There are a lot of myths and legends associated with the boy statue/fountain and form along two clear lines: victory in battle and rebellious spirit. Some say that it represents a boy lord who vanquished his foes (well, his troops did) or a young boy who managed to save the city with his urination. The other line, rebellious kid, revolves around a parent losing track of their child and finding him in various areas around town peeing. His fame though most likely comes through a more prosaic chain of events. Since the fountain was a central water source for a few hundred years, generations of Belgians grew up “getting to know” Manneken Pis and his whimsical ways and he gradually found himself the star of several myths and legends.

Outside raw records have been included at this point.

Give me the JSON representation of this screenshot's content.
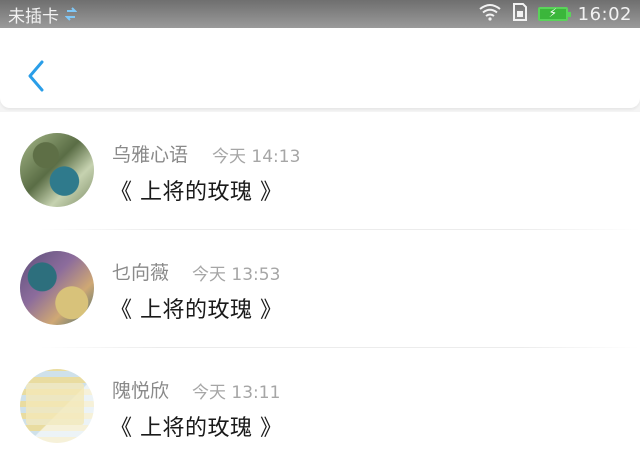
{
  "status_bar": {
    "carrier": "未插卡",
    "time": "16:02",
    "icons": [
      "sim-swap-icon",
      "wifi-icon",
      "sim-card-icon",
      "battery-charging-icon"
    ]
  },
  "header": {
    "back_icon": "chevron-left-icon",
    "accent_color": "#2a9ee8"
  },
  "messages": [
    {
      "name": "乌雅心语",
      "time": "今天 14:13",
      "text": "《 上将的玫瑰 》"
    },
    {
      "name": "乜向薇",
      "time": "今天 13:53",
      "text": "《 上将的玫瑰 》"
    },
    {
      "name": "隗悦欣",
      "time": "今天 13:11",
      "text": "《 上将的玫瑰 》"
    }
  ]
}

Today the statue is a major tourist site and ranks with The Little Mermaid statue in Copenhagen for being heavily visited, but somewhat pointless and not terribly interesting. Yet, every year millions of people trek past the Grand Place and down the Rue de l’Étuve to see this wildly inappropriate statue and to perhaps buy a Manneken Pis mug or chocolate statue. It’s not just the tourists fueling this lemming-like march to the peeing boy, local officials constantly dress up the tiny bronze piece (no pun intended, sorta) in a variety of costumes from Santa Claus at Christmas to a sparkly Elvis suit.
It’s not because it’s an amazing work of art, the statue on display isn’t ever the real one, it’s a replica. It’s not because it played a pivotal role in history or represents a dramatic moment in the timeline of Brussels. For once I think the tourism folks have it right when they say it’s because it symbolizes the rebellious spirit of Brussels. Now whether or not Brussels is really rebellious, I can’t say, but it’s a nice thought to rally around and in which to take pride. Which, as exemplified by the 800 little costumes Manneken Pis owns, is exactly what Brusselians (Brusselsites?) have done. They’re proud of the silly statue and as such have built it up into not just a quirky site, but one of the must-do activities in the city.
And if the best example of admiration is replication, then it’s well proven by the presence of Manneken Pis’ extended family, dog and girl peeing. Yup, that’s right, a couple of enterprising, and slightly sarcastic sculptors, have created a dog and sister, both peeing, to accompany Manneken in other parts of the city.
So instead of skipping the statue or scoffing at it as a tourist trap, go and see it and understand the quirky spirit that is really at the core of Belgium, more than any beer, waffle or piece of chocolate could ever be.